The list included several steps the administration has taken to protect religious liberty for those who object to abortion or gay marriage, reinstatement of the Mexico City policy and changes to Title X that prevent taxpayer dollars from supporting abortion, prison reform that partners with faith based organizations, and how the administration has spoken out about worldwide religious persecution.
“Every day, we’re standing for religious believers, because we know that faith and family, not government and bureaucracy, are the center of American life,” Trump told the gathering. “And we know that freedom is a gift from our Creator… Together, we will uplift our nation in prayer, defend the sanctity of life, and forever proudly remain one nation under God.”
Like other meetings between Trump and pastors, some left-leaning Christian critics of the president criticized the gathering. John Fea, a professor of American history at Messiah College, called the dinner “a court evangelical extravaganza” and referred to several of the attendees as “court evangelicals.”
“We have prayed for an opportunity to speak to the president of the United States and we would have a voice and an open door to express our views. We have a president now who wants to hear from us,” Franklin Graham, who has been very active in his informal involvement with the administration, told the Christian Post. “The answer to anyone who says it is just pandering is: He is keeping his promises.”
“If it was just photo-ops and pandering, then nothing would happen,” he added. “But all these things are happening and we are amazed that we are seeing these things accomplished in the two years or so.”
Southern Baptist Convention president J.D. Greear attended and was criticized by some for that decision.
— J.D. Greear (@jdgreear) August 28, 2018
White House Evangelical Dinner Included a Q & A Time
Jack Graham, the senior pastor at Prestonwood Baptist Church in Plano, Texas, who has served as president of the Southern Baptist Convention, told The Christian Post that Trump took questions during dinner to allow evangelical leaders in the room to speak their minds.
What ensued, Graham said, was about 35 to 40 minutes of pastors expressing their appreciation for what the Trump administration has been able to do to progress a socially conservative agenda in the last 18 months. While Christians are often called to speak “truth to power,” Graham said the leaders in the room felt called to speak “love to power.”

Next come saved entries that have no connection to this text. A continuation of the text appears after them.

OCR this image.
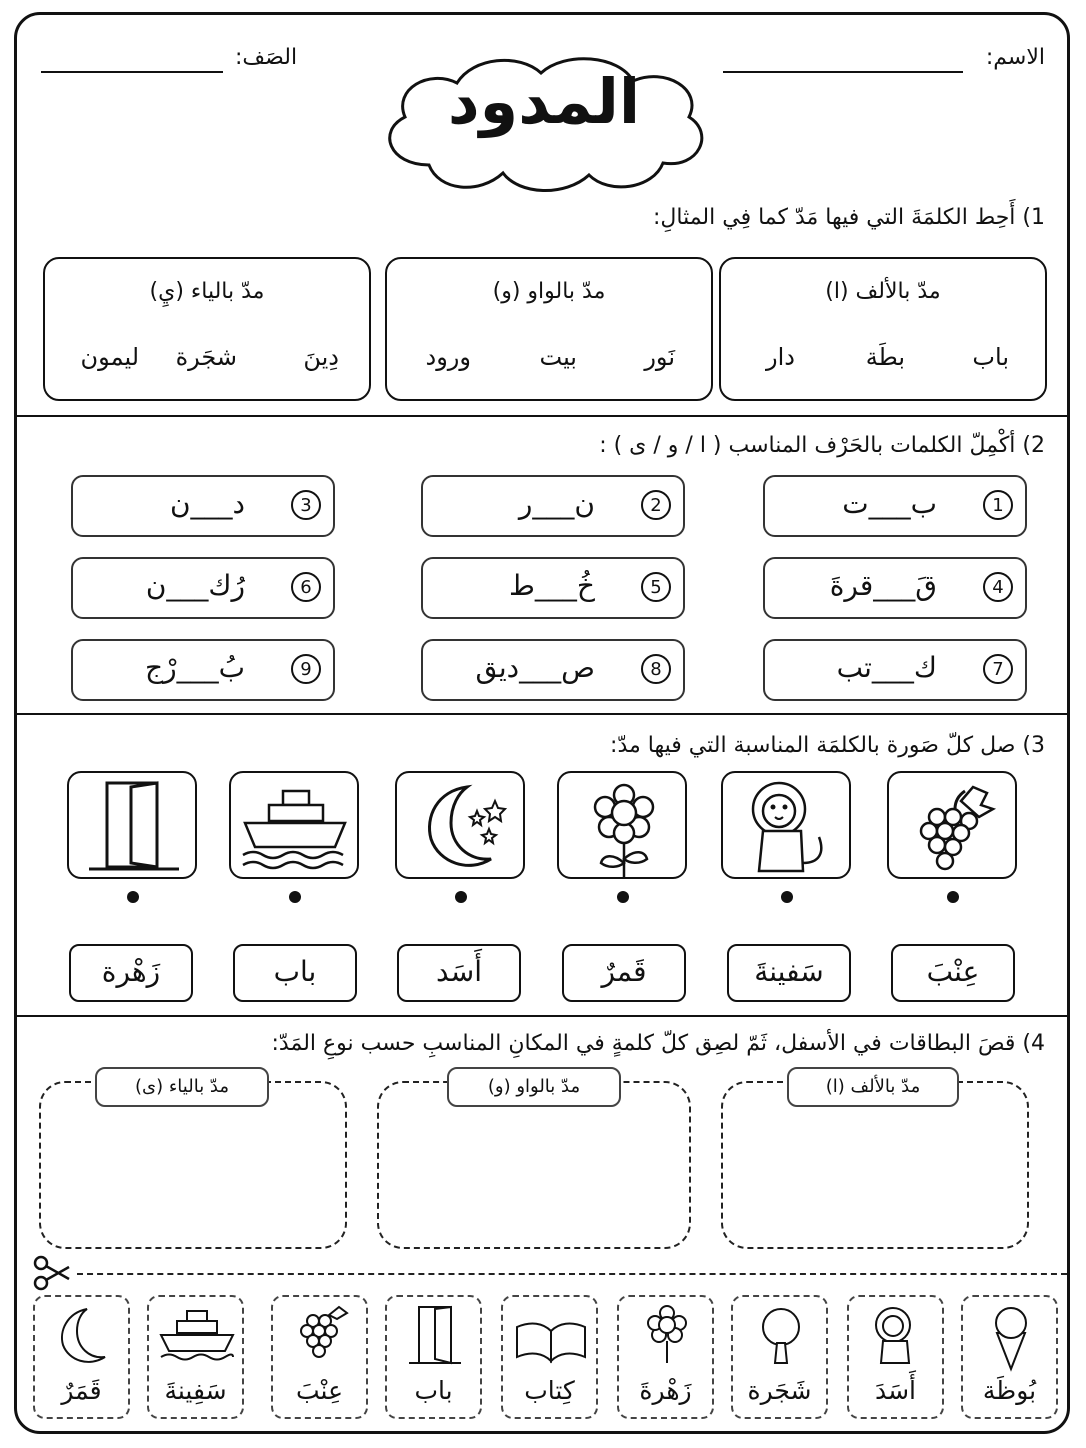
الاسم:
الصَف:
المدود
1) أَحِط الكلمَةَ التي فيها مَدّ كما فِي المثالِ:
مدّ بالألف (ا)
باب
بطَة
دار
مدّ بالواو (و)
نَور
بيت
ورود
مدّ بالياء (يِ)
دِينَ
شجَرة
ليمون
2) أكْمِلّ الكلمات بالحَرْف المناسب ( ا / و / ى ) :
1
ب___ت
2
ن___ر
3
د___ن
4
قَ___قرةَ
5
خُ___ط
6
رُك___ن
7
ك___تب
8
ص___ديق
9
بُ___رْج
3) صل كلّ صَورة بالكلمَة المناسبة التي فيها مدّ:
عِنْبَ
سَفينةَ
قَمرٌ
أَسَد
باب
زَهْرة
4) قصَ البطاقات في الأسفل، ثَمّ لصِق كلّ كلمةٍ في المكانِ المناسبِ حسب نوعِ المَدّ:
مدّ بالألف (ا)
مدّ بالواو (و)
مدّ بالياء (ى)
بُوظَة
أَسَدَ
شَجَرة
زَهْرةَ
كِتاب
باب
عِنْبَ
سَفِينةَ
قَمَرٌ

Other notable evangelicals who attended the meeting include James Dobson, California pastor Greg Laurie, Family Research Council President Tony Perkins, radio host Eric Metaxas, televangelist Kenneth Copeland, Pastor Jentezen Franklin, Faith & Freedom Coalition’s Ralph Reed, Maryland Bishop Harry Jackson, San Diego Pastor Jim Garlow, former Southern Baptist Convention President Ronnie Floyd and Hispanic evangelical leader the Rev. Samuel Rodriguez.
The dinner was also attended by Vice President Mike Pence, Secretary of Homeland Security Ben Carson, Secretary of the Department of Health and Human Services Alex Azar, and Ambassador at-Large for International Religious Freedom Sam Brownback. The event was officially hosted by first lady Melania Trump.